There is a lot written about adult spankings that can confuse someone just trying to get information about it. The most distorted topic is the simple question, “Why?” If you ask ten people who are into spanking, you will probably get ten different answers. The reason for this isn’t that the topic is terribly complicated. It’s because there is a lot of fantasy behind the practice. Take disciplinary spanking.
That’s what Mrs. Lion and I do. Spanking is a punishment for breaking rules. I asked Mrs. Lion to do this. Does that mean she is my authority figure? Well, yes and no. I like the idea that she can punish me if I stray. The idea of being spanked for breaking a rule is exciting to me. It’s how I’m wired. If I want to give you a superficial explanation of what we do, I would leave it at this: I’m punished when I am naughty or break established rules. Mrs. Lion corrects me every time.
That’s all true, but it isn’t the whole story. Mrs. Lion, like most disciplinary wives, doesn’t see herself as my mommy. I’m not a child who is corrected because he can’t behave. Mrs. Lion is my partner. She supports me by taking on a disciplinary role. She makes it work by establishing specific rules I must follow. If I break one and she catches me, I get spanked. The spankings are real disciplinary beatings. I’m usually sore for days after I get one.
Does this feel more like a game than a wife-controlled marriage? I suppose it is. The game has real consequences and benefits for our marriage. Even though we’ve been doing this for years, Mrs. Lion rarely spanks me for annoying or interrupting her. She limits her “catch and punish” to concrete rules like failing to set up the coffee maker. We both agree that it would be good to extend her activities to include the subjective offenses, but so far, she hasn’t done it.

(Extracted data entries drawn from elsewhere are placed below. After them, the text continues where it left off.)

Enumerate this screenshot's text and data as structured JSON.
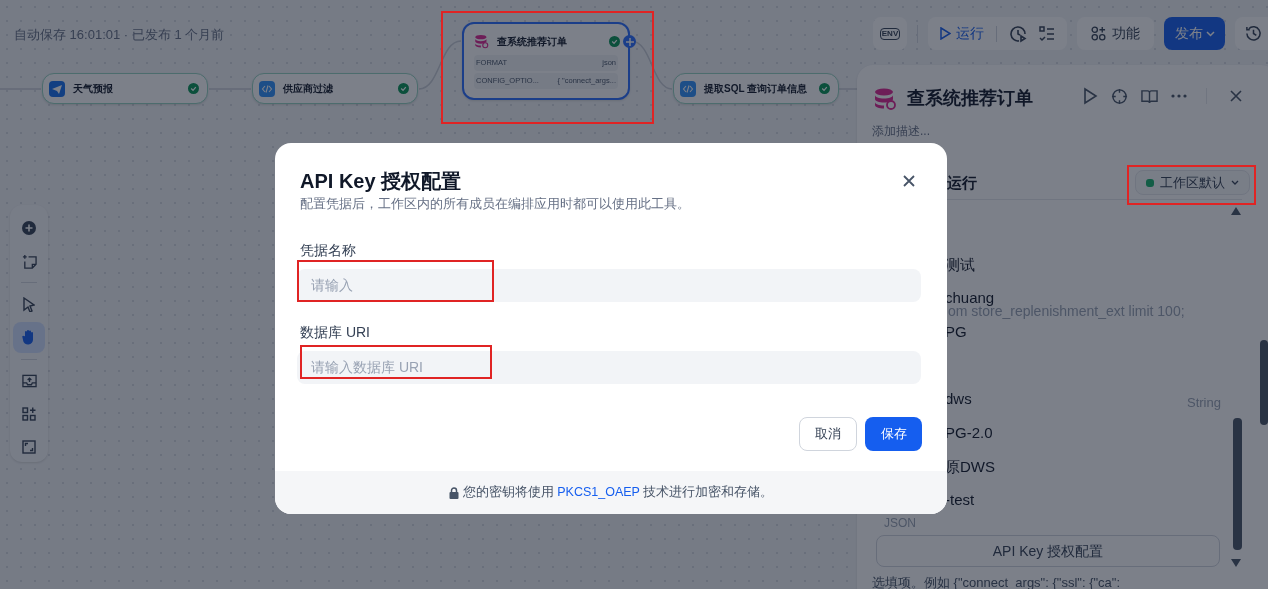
{
  "autosave": "自动保存 16:01:01 · 已发布 1 个月前",
  "nodes": [
    {
      "kind": "tool",
      "title": "天气预报",
      "selected": false,
      "done": true
    },
    {
      "kind": "code",
      "title": "供应商过滤",
      "selected": false,
      "done": true
    },
    {
      "kind": "database",
      "title": "查系统推荐订单",
      "selected": true,
      "done": true,
      "params": [
        {
          "key": "FORMAT",
          "value": "json"
        },
        {
          "key": "CONFIG_OPTIO...",
          "value": "{ \"connect_args..."
        }
      ]
    },
    {
      "kind": "code",
      "title": "提取SQL 查询订单信息",
      "selected": false,
      "done": true
    }
  ],
  "toolbar": {
    "env": "ENV",
    "run": "运行",
    "features": "功能",
    "publish": "发布"
  },
  "canvas_tools": [
    {
      "selected": false
    },
    {
      "selected": false
    },
    {
      "selected": false
    },
    {
      "selected": true
    },
    {
      "selected": false
    },
    {
      "selected": false
    },
    {
      "selected": false
    }
  ],
  "panel": {
    "title": "查系统推荐订单",
    "description": "添加描述...",
    "section": "运行",
    "environment": "工作区默认",
    "options": [
      "测试",
      "chuang",
      "PG",
      "dws",
      "PG-2.0",
      "原DWS",
      "-test"
    ],
    "sql_fragment": "om store_replenishment_ext limit 100;",
    "type_tag": "String",
    "format_tag": "JSON",
    "auth_button": "API Key 授权配置",
    "hint": "选填项。例如 {\"connect_args\": {\"ssl\": {\"ca\":"
  },
  "dialog": {
    "title": "API Key 授权配置",
    "subtitle": "配置凭据后，工作区内的所有成员在编排应用时都可以使用此工具。",
    "fields": [
      {
        "label": "凭据名称",
        "placeholder": "请输入"
      },
      {
        "label": "数据库 URI",
        "placeholder": "请输入数据库 URI"
      }
    ],
    "buttons": [
      {
        "kind": "secondary",
        "label": "取消"
      },
      {
        "kind": "primary",
        "label": "保存"
      }
    ],
    "footer_before": "您的密钥将使用",
    "footer_link": "PKCS1_OAEP",
    "footer_after": "技术进行加密和存储。"
  }
}
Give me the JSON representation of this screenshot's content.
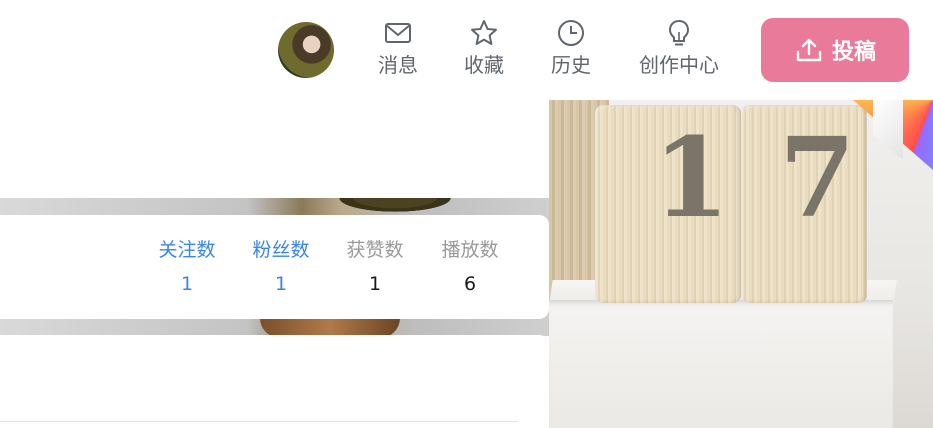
{
  "nav": {
    "items": [
      {
        "label": "消息",
        "icon": "mail-icon"
      },
      {
        "label": "收藏",
        "icon": "star-icon"
      },
      {
        "label": "历史",
        "icon": "clock-icon"
      },
      {
        "label": "创作中心",
        "icon": "lightbulb-icon"
      }
    ],
    "upload_label": "投稿",
    "upload_icon": "upload-icon"
  },
  "stats": [
    {
      "label": "关注数",
      "value": "1"
    },
    {
      "label": "粉丝数",
      "value": "1"
    },
    {
      "label": "获赞数",
      "value": "1"
    },
    {
      "label": "播放数",
      "value": "6"
    }
  ],
  "banner_photo": {
    "calendar_digits": [
      "1",
      "7"
    ]
  },
  "colors": {
    "accent_pink": "#ea7a99",
    "link_blue": "#3a85e6",
    "muted_gray": "#9a9a9a",
    "nav_gray": "#61666d"
  }
}
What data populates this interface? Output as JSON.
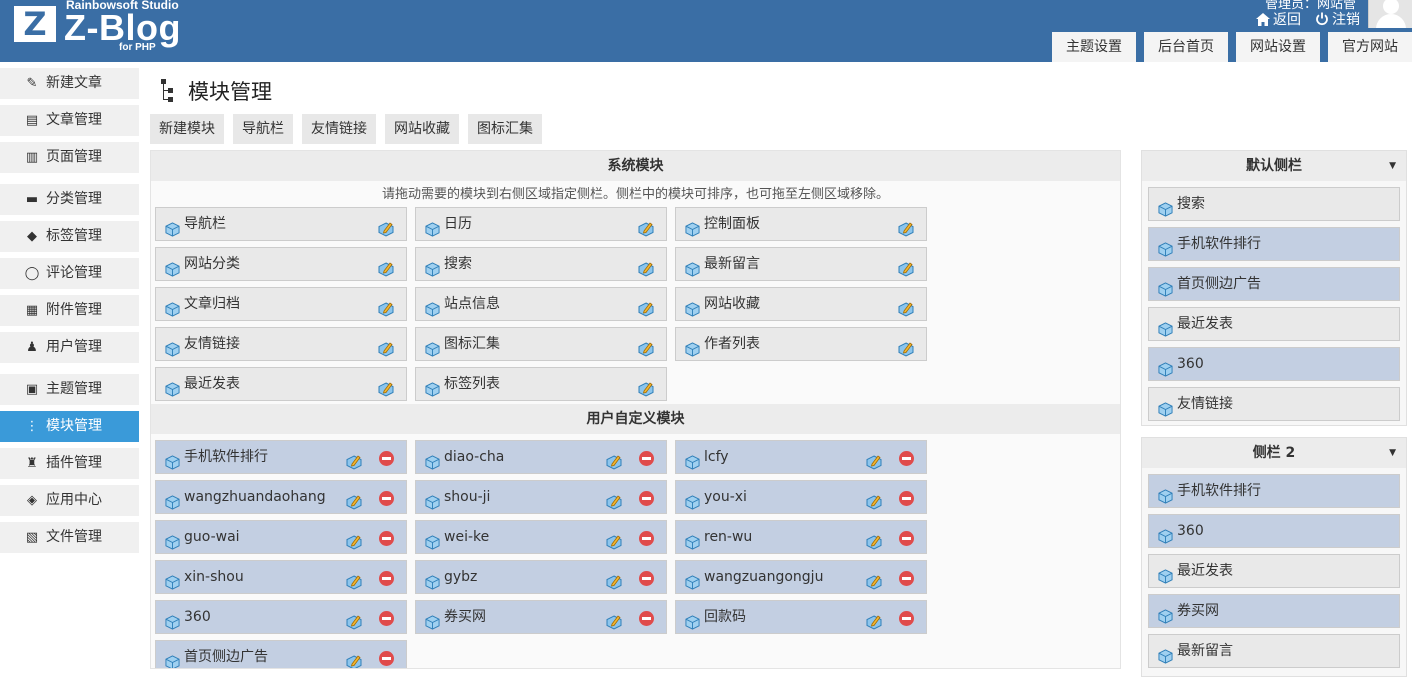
{
  "header": {
    "logo_letter": "Z",
    "logo_studio": "Rainbowsoft Studio",
    "logo_name": "Z-Blog",
    "logo_sub": "for PHP",
    "user_line": "管理员：网站管",
    "back_label": "返回",
    "logout_label": "注销",
    "tabs": [
      "主题设置",
      "后台首页",
      "网站设置",
      "官方网站"
    ],
    "brand_color": "#3a6ea5"
  },
  "sidebar": {
    "items": [
      {
        "label": "新建文章",
        "icon": "edit-icon",
        "glyph": "✎"
      },
      {
        "label": "文章管理",
        "icon": "document-icon",
        "glyph": "▤"
      },
      {
        "label": "页面管理",
        "icon": "pages-icon",
        "glyph": "▥"
      },
      {
        "label": "分类管理",
        "icon": "folder-icon",
        "glyph": "▬"
      },
      {
        "label": "标签管理",
        "icon": "tag-icon",
        "glyph": "◆"
      },
      {
        "label": "评论管理",
        "icon": "comment-icon",
        "glyph": "◯"
      },
      {
        "label": "附件管理",
        "icon": "attachment-icon",
        "glyph": "▦"
      },
      {
        "label": "用户管理",
        "icon": "user-icon",
        "glyph": "♟"
      },
      {
        "label": "主题管理",
        "icon": "theme-icon",
        "glyph": "▣"
      },
      {
        "label": "模块管理",
        "icon": "module-icon",
        "glyph": "⋮"
      },
      {
        "label": "插件管理",
        "icon": "plugin-icon",
        "glyph": "♜"
      },
      {
        "label": "应用中心",
        "icon": "app-center-icon",
        "glyph": "◈"
      },
      {
        "label": "文件管理",
        "icon": "file-icon",
        "glyph": "▧"
      }
    ],
    "active_index": 9,
    "active_color": "#3a9ad9"
  },
  "main": {
    "title": "模块管理",
    "sub_tabs": [
      "新建模块",
      "导航栏",
      "友情链接",
      "网站收藏",
      "图标汇集"
    ],
    "system_section_title": "系统模块",
    "hint": "请拖动需要的模块到右侧区域指定侧栏。侧栏中的模块可排序，也可拖至左侧区域移除。",
    "system_modules": [
      "导航栏",
      "日历",
      "控制面板",
      "网站分类",
      "搜索",
      "最新留言",
      "文章归档",
      "站点信息",
      "网站收藏",
      "友情链接",
      "图标汇集",
      "作者列表",
      "最近发表",
      "标签列表"
    ],
    "user_section_title": "用户自定义模块",
    "user_modules": [
      "手机软件排行",
      "diao-cha",
      "lcfy",
      "wangzhuandaohang",
      "shou-ji",
      "you-xi",
      "guo-wai",
      "wei-ke",
      "ren-wu",
      "xin-shou",
      "gybz",
      "wangzuangongju",
      "360",
      "券买网",
      "回款码",
      "首页侧边广告"
    ],
    "user_module_color": "#c3cfe2"
  },
  "sidebars": [
    {
      "title": "默认侧栏",
      "modules": [
        {
          "label": "搜索",
          "user": false
        },
        {
          "label": "手机软件排行",
          "user": true
        },
        {
          "label": "首页侧边广告",
          "user": true
        },
        {
          "label": "最近发表",
          "user": false
        },
        {
          "label": "360",
          "user": true
        },
        {
          "label": "友情链接",
          "user": false
        }
      ]
    },
    {
      "title": "侧栏 2",
      "modules": [
        {
          "label": "手机软件排行",
          "user": true
        },
        {
          "label": "360",
          "user": true
        },
        {
          "label": "最近发表",
          "user": false
        },
        {
          "label": "券买网",
          "user": true
        },
        {
          "label": "最新留言",
          "user": false
        }
      ]
    }
  ]
}
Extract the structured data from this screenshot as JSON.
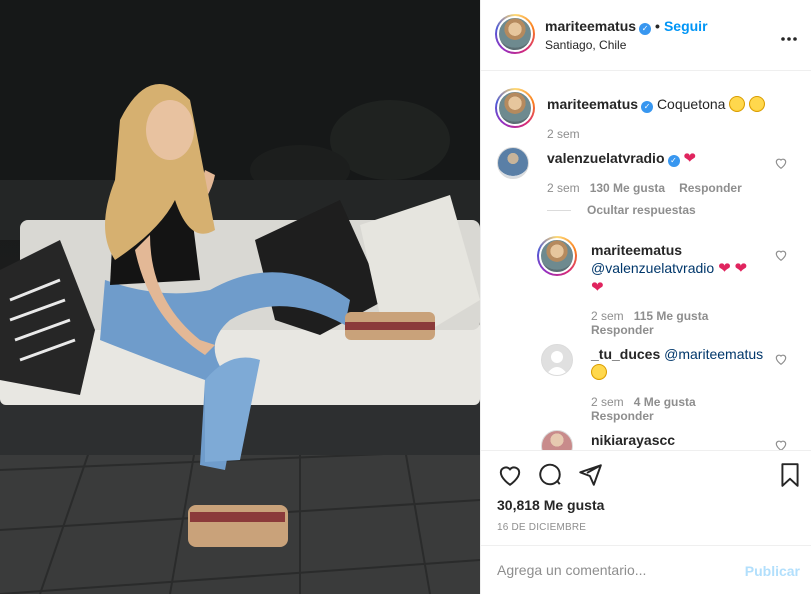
{
  "post": {
    "username": "mariteematus",
    "verified_mark": "✓",
    "separator": "•",
    "follow_label": "Seguir",
    "location": "Santiago, Chile",
    "more_icon": "more-options-icon",
    "photo_alt": "photo"
  },
  "caption": {
    "username": "mariteematus",
    "text": "Coquetona",
    "time": "2 sem"
  },
  "comments": [
    {
      "username": "valenzuelatvradio",
      "heart": "❤",
      "time": "2 sem",
      "likes": "130 Me gusta",
      "reply": "Responder",
      "hide_replies": "Ocultar respuestas"
    }
  ],
  "replies": [
    {
      "username": "mariteematus",
      "mention": "@valenzuelatvradio",
      "time": "2 sem",
      "likes": "115 Me gusta",
      "reply": "Responder"
    },
    {
      "username": "_tu_duces",
      "mention": "@mariteematus",
      "time": "2 sem",
      "likes": "4 Me gusta",
      "reply": "Responder"
    },
    {
      "username": "nikiarayascc"
    }
  ],
  "actions": {
    "likes": "30,818 Me gusta",
    "date": "16 DE DICIEMBRE"
  },
  "comment_box": {
    "placeholder": "Agrega un comentario...",
    "publish_label": "Publicar"
  },
  "colors": {
    "link": "#0095f6",
    "verified": "#3897f0",
    "heart": "#e0245e",
    "publish_disabled": "#b2dffc"
  }
}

What she has done is learn to deliver butt-blistering spankings without bad feelings. Spanking me is just another activity for her. This is exactly what I want. She is able to spank me anytime she wants without any emotional cost to her. She seems to have a problem feeling good about spanking me for any offense that isn’t a black-and-white issue. However, she has no trouble giving me a “Just Because” spanking, which has no direct offense. She delivers these if I go too long without a beating.
I don’t understand why delivering a “Just Because” spanking is easier than one for a subjective offense. Clearly, I want to be spanked, and I don’t object to spankings without cause. I think Mrs. Lion worries about being unfair to me. She has said that she wasn’t sure a subjective offense was all my fault. So what? From my perspective, a spanking that might not have been fully deserved is no more unfair than a “Just Because” spanking. After all, I asked for it.
We both agree that I need more spanking. Mrs. Lion is having a hard time coming up with new rules. Maybe it would be easier and more exciting if she looked for any behavioral reason to spank me. I think that she sometimes forgets that I want her to find reasons to spank me. I think that sometimes she forgets that I asked for it.